Research Associate or Research Fellow in Federated Learning for Healthcare
Medicine is undergoing a data revolution, with AI being the engine of change. To unlock this potential, AI algorithms need to learn from very large datasets scattered across multiple hospitals and multiple countries, all in a privacy-preserving and transparent manner. New approaches to algorithmic learning based on recently developed concepts of Federated Learning and Differential Privacy provide the mathematical framework to enable this vision. This research programme will develop a new set of algorithms and associated software platforms to enable federated learning at scale, respectful of the hospital IT infrastructure, with privacy guarantees, and with full traceability of actions, thus ensuring the trust of our patients. Such a platform would enable unprecedented access to data at scale, necessary to solve many pressing healthcare problems.
The London Medical Imaging & AI Centre for Value-Based Healthcare is a consortium of academic, NHS and industry partners led by King's and based at St Thomas' Hospital. Our diverse research teams are training sophisticated artificial intelligence algorithms from a vast wealth of NHS medical images and patient pathway data to create new healthcare tools. For patients, these will provide faster diagnosis, personalised therapies and effective screening across a range of conditions and procedures. Through a focus on our experience in value-based healthcare we are examining how AI can be used to optimise triage and target resources to deliver significant financial savings for the NHS and healthcare systems overall. The centre has been established as part of the UK Government's Industrial Strategy Challenge Fund, delivered through UK Research and Innovation.
The purpose of this role:
This is an exciting opportunity for an enthusiastic privacy-minded deep learning researcher to push the boundaries of Federated Learning and Differential Privacy applied to healthcare data.
This role will build of the AI4VBHC centre to deliver on two major deep learning research challenges, namely Data Governance, and Patient Privacy. More specifically, this post will develop new algorithms and associated software stack to enable Federated Learning at scale, in a way that is respectful of the hospital IT infrastructure and constraints. Furthermore, the post holder will also develop AI algorithmic privacy guarantees under the framework of Differential Privacy to ensure that any user would be able to utilise the federated learning network and the distributed raw patient data without endangering patient privacy. These algorithms shall be integrated and deployed into the AI4VBHC centre infrastructure as a proof-of-concept, demonstrating that federated and privacy preserving learning can safely learn from patient data scattered across multiple hospitals, depicted in the figure below.
This is a full time fixed-term contract for two years.

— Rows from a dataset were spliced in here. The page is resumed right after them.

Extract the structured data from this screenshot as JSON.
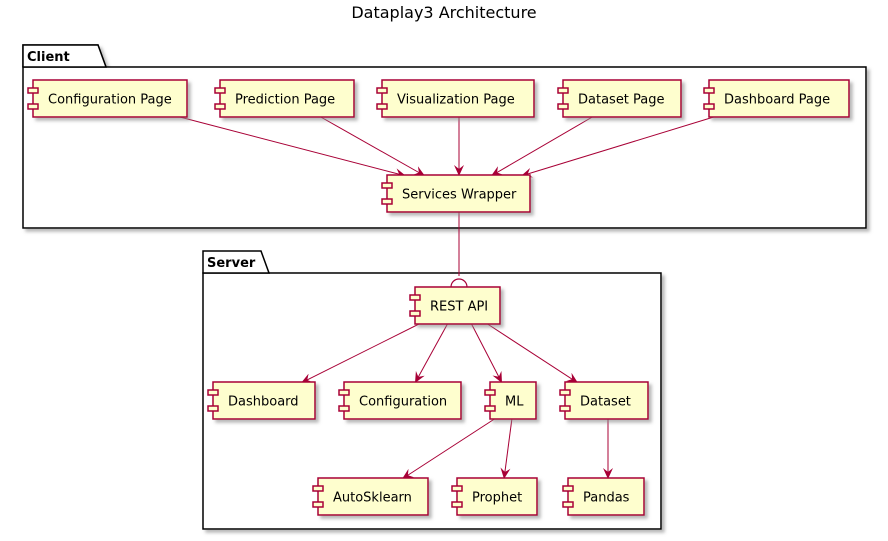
{
  "title": "Dataplay3 Architecture",
  "colors": {
    "component_fill": "#FEFECE",
    "component_border": "#A80036",
    "arrow": "#A80036",
    "package_border": "#000000",
    "shadow": "#888888"
  },
  "packages": [
    {
      "id": "client",
      "label": "Client"
    },
    {
      "id": "server",
      "label": "Server"
    }
  ],
  "components": [
    {
      "id": "configuration_page",
      "label": "Configuration Page",
      "package": "client"
    },
    {
      "id": "prediction_page",
      "label": "Prediction Page",
      "package": "client"
    },
    {
      "id": "visualization_page",
      "label": "Visualization Page",
      "package": "client"
    },
    {
      "id": "dataset_page",
      "label": "Dataset Page",
      "package": "client"
    },
    {
      "id": "dashboard_page",
      "label": "Dashboard Page",
      "package": "client"
    },
    {
      "id": "services_wrapper",
      "label": "Services Wrapper",
      "package": "client"
    },
    {
      "id": "rest_api",
      "label": "REST API",
      "package": "server"
    },
    {
      "id": "dashboard",
      "label": "Dashboard",
      "package": "server"
    },
    {
      "id": "configuration",
      "label": "Configuration",
      "package": "server"
    },
    {
      "id": "ml",
      "label": "ML",
      "package": "server"
    },
    {
      "id": "dataset",
      "label": "Dataset",
      "package": "server"
    },
    {
      "id": "autosklearn",
      "label": "AutoSklearn",
      "package": "server"
    },
    {
      "id": "prophet",
      "label": "Prophet",
      "package": "server"
    },
    {
      "id": "pandas",
      "label": "Pandas",
      "package": "server"
    }
  ],
  "edges": [
    {
      "from": "configuration_page",
      "to": "services_wrapper",
      "type": "arrow"
    },
    {
      "from": "prediction_page",
      "to": "services_wrapper",
      "type": "arrow"
    },
    {
      "from": "visualization_page",
      "to": "services_wrapper",
      "type": "arrow"
    },
    {
      "from": "dataset_page",
      "to": "services_wrapper",
      "type": "arrow"
    },
    {
      "from": "dashboard_page",
      "to": "services_wrapper",
      "type": "arrow"
    },
    {
      "from": "services_wrapper",
      "to": "rest_api",
      "type": "socket"
    },
    {
      "from": "rest_api",
      "to": "dashboard",
      "type": "arrow"
    },
    {
      "from": "rest_api",
      "to": "configuration",
      "type": "arrow"
    },
    {
      "from": "rest_api",
      "to": "ml",
      "type": "arrow"
    },
    {
      "from": "rest_api",
      "to": "dataset",
      "type": "arrow"
    },
    {
      "from": "ml",
      "to": "autosklearn",
      "type": "arrow"
    },
    {
      "from": "ml",
      "to": "prophet",
      "type": "arrow"
    },
    {
      "from": "dataset",
      "to": "pandas",
      "type": "arrow"
    }
  ]
}
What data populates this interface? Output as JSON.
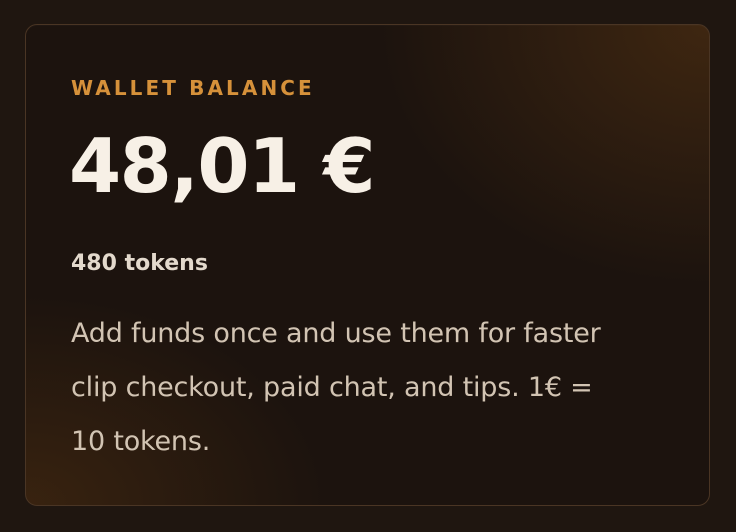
{
  "wallet": {
    "eyebrow": "WALLET BALANCE",
    "amount": "48,01 €",
    "tokens": "480 tokens",
    "description": "Add funds once and use them for faster clip checkout, paid chat, and tips. 1€ = 10 tokens."
  },
  "colors": {
    "page_background": "#1f1610",
    "card_background": "#1c130e",
    "card_border": "#4a3524",
    "accent": "#d6913a",
    "amount_text": "#f7f0e6",
    "tokens_text": "#e3d9cc",
    "description_text": "#d2c4b3"
  }
}
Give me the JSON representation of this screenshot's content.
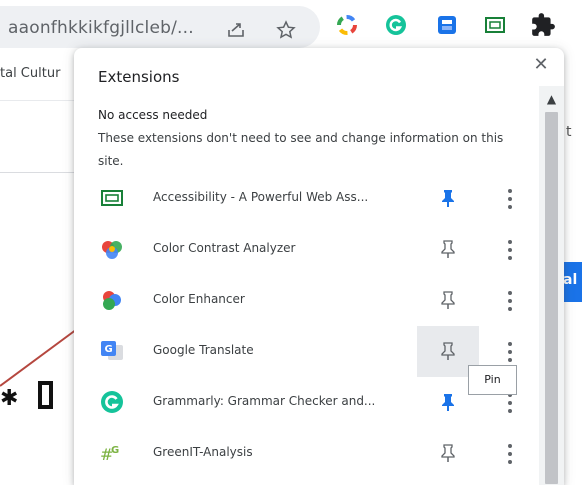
{
  "browser": {
    "url_fragment": "aaonfhkkikfgjllcleb/...",
    "bookmark_fragment": "tal Cultur",
    "toolbar_extensions": [
      "color-wheel-icon",
      "grammarly-icon",
      "save-icon",
      "accessibility-icon",
      "puzzle-icon"
    ]
  },
  "background": {
    "right_text": "t",
    "blue_button_fragment": "al"
  },
  "popup": {
    "title": "Extensions",
    "close_label": "✕",
    "section_heading": "No access needed",
    "section_description": "These extensions don't need to see and change information on this site.",
    "tooltip": "Pin",
    "extensions": [
      {
        "name": "Accessibility - A Powerful Web Ass...",
        "icon": "accessibility-icon",
        "pinned": true
      },
      {
        "name": "Color Contrast Analyzer",
        "icon": "color-contrast-icon",
        "pinned": false
      },
      {
        "name": "Color Enhancer",
        "icon": "color-enhancer-icon",
        "pinned": false
      },
      {
        "name": "Google Translate",
        "icon": "google-translate-icon",
        "pinned": false
      },
      {
        "name": "Grammarly: Grammar Checker and...",
        "icon": "grammarly-icon",
        "pinned": true
      },
      {
        "name": "GreenIT-Analysis",
        "icon": "greenit-icon",
        "pinned": false
      }
    ]
  },
  "colors": {
    "pin_active": "#1a73e8",
    "pin_inactive": "#5f6368",
    "grammarly_green": "#15c39a",
    "annotation_arrow": "#b5473f"
  }
}
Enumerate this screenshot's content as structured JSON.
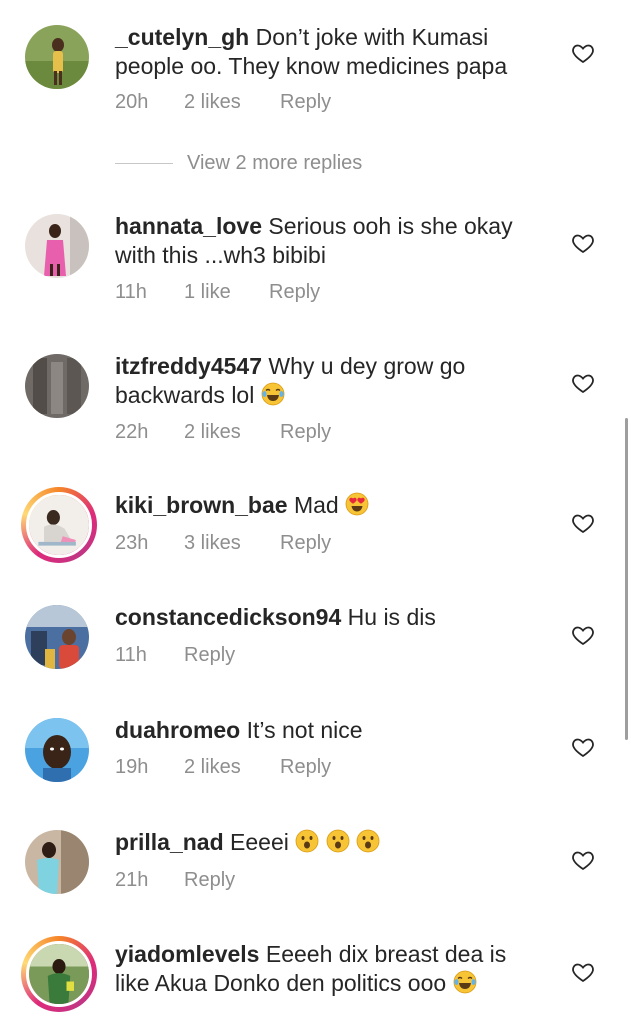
{
  "view_more_replies": "View 2 more replies",
  "comments": [
    {
      "username": "_cutelyn_gh",
      "text": "Don’t joke with Kumasi people oo. They know medicines papa",
      "time": "20h",
      "likes": "2 likes",
      "reply": "Reply",
      "emojis": []
    },
    {
      "username": "hannata_love",
      "text": "Serious ooh is she okay with this ...wh3 bibibi",
      "time": "11h",
      "likes": "1 like",
      "reply": "Reply",
      "emojis": []
    },
    {
      "username": "itzfreddy4547",
      "text": "Why u dey grow go backwards lol",
      "time": "22h",
      "likes": "2 likes",
      "reply": "Reply",
      "emojis": [
        "joy-emoji"
      ]
    },
    {
      "username": "kiki_brown_bae",
      "text": "Mad",
      "time": "23h",
      "likes": "3 likes",
      "reply": "Reply",
      "emojis": [
        "heart-eyes-emoji"
      ]
    },
    {
      "username": "constancedickson94",
      "text": "Hu is dis",
      "time": "11h",
      "likes": "",
      "reply": "Reply",
      "emojis": []
    },
    {
      "username": "duahromeo",
      "text": "It’s not nice",
      "time": "19h",
      "likes": "2 likes",
      "reply": "Reply",
      "emojis": []
    },
    {
      "username": "prilla_nad",
      "text": "Eeeei",
      "time": "21h",
      "likes": "",
      "reply": "Reply",
      "emojis": [
        "open-mouth-emoji",
        "open-mouth-emoji",
        "open-mouth-emoji"
      ]
    },
    {
      "username": "yiadomlevels",
      "text": "Eeeeh dix breast dea is like Akua Donko den politics ooo",
      "time": "",
      "likes": "",
      "reply": "",
      "emojis": [
        "joy-emoji"
      ]
    }
  ],
  "icons": {
    "like": "heart-outline-icon"
  },
  "colors": {
    "text": "#262626",
    "secondary": "#8e8e8e",
    "story_ring_start": "#f58529",
    "story_ring_end": "#dd2a7b"
  }
}
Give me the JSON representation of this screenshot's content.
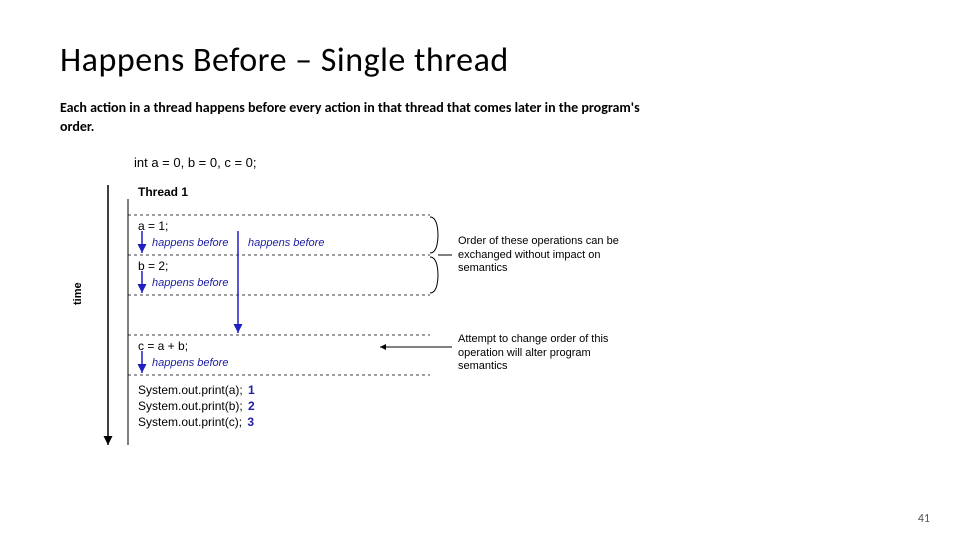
{
  "slide": {
    "title": "Happens Before – Single thread",
    "subtitle": "Each action in a thread happens before every action in that thread that comes later in the program's order.",
    "page_number": "41"
  },
  "diagram": {
    "time_axis_label": "time",
    "declaration": "int a = 0, b = 0, c = 0;",
    "thread_label": "Thread 1",
    "stmt1": "a = 1;",
    "stmt2": "b = 2;",
    "stmt3": "c = a + b;",
    "hb_label": "happens before",
    "annotation_reorder": "Order of these operations can be exchanged without impact on semantics",
    "annotation_fixed": "Attempt to change order of this operation will alter program semantics",
    "out1": "System.out.print(a);",
    "out2": "System.out.print(b);",
    "out3": "System.out.print(c);",
    "out1_result": "1",
    "out2_result": "2",
    "out3_result": "3"
  }
}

The successful applicant will be responsible for developing federated learning models for imaging and non-imaging data across multiple hospitals, optimising the federated compute plan to the realities of hospital IT constraints, and develop differential privacy approaches that preserve subject privacy. Models and algorithms shall build on the MONAI (monai.io) and Pytorch for the machine learning stack, and on Substra (substra.ai) for the deep learning stack, continuing the AI centre's open source tradition. The applicant shall also engage and further develop research relationships with key AI-centre-related hospital partners (e.g. KCH, GSTT, and UCLH), and major industrial partners (e.g. NVIDIA, and OWKIN).
The applicant should ideally have some knowledge and experience of:
- Medical image analysis
- Deep Learning
- Data science
- Statistical modelling
The position would appeal to a candidate with strong software development skills, including:
- Classic machine learning and deep learning packages (e.g. pytorch,…)
- Data science and statistical modelling packages (Pandas, SciPy/Statsmodels)
- Container orchestration tools (Kubernetes, Docker)
An interest in federated learning and differential privacy applications is important, but previous experience is not essential. Previous experience with large-scale computing services would be useful but not essential. Strong communication skills are required to work with researchers from other disciplines, such as clinical end-users, and industry collaborators.
The candidate is also expected to:
- work in close collaboration with KCH, GSTT, and UCLH colleagues
- work in close collaboration with our key industrial partners, NVIDIA and OWKIN
- work towards a common software stack
Experience working with interdisciplinary teams of engineers and clinicians will be valued. A strongly independent applicant is required who will need to work well with inter-disciplinary teams.
The above list of responsibilities may not be exhaustive, and the post holder will be required to undertake such tasks and responsibilities as may reasonably be expected within the scope and grading of the post.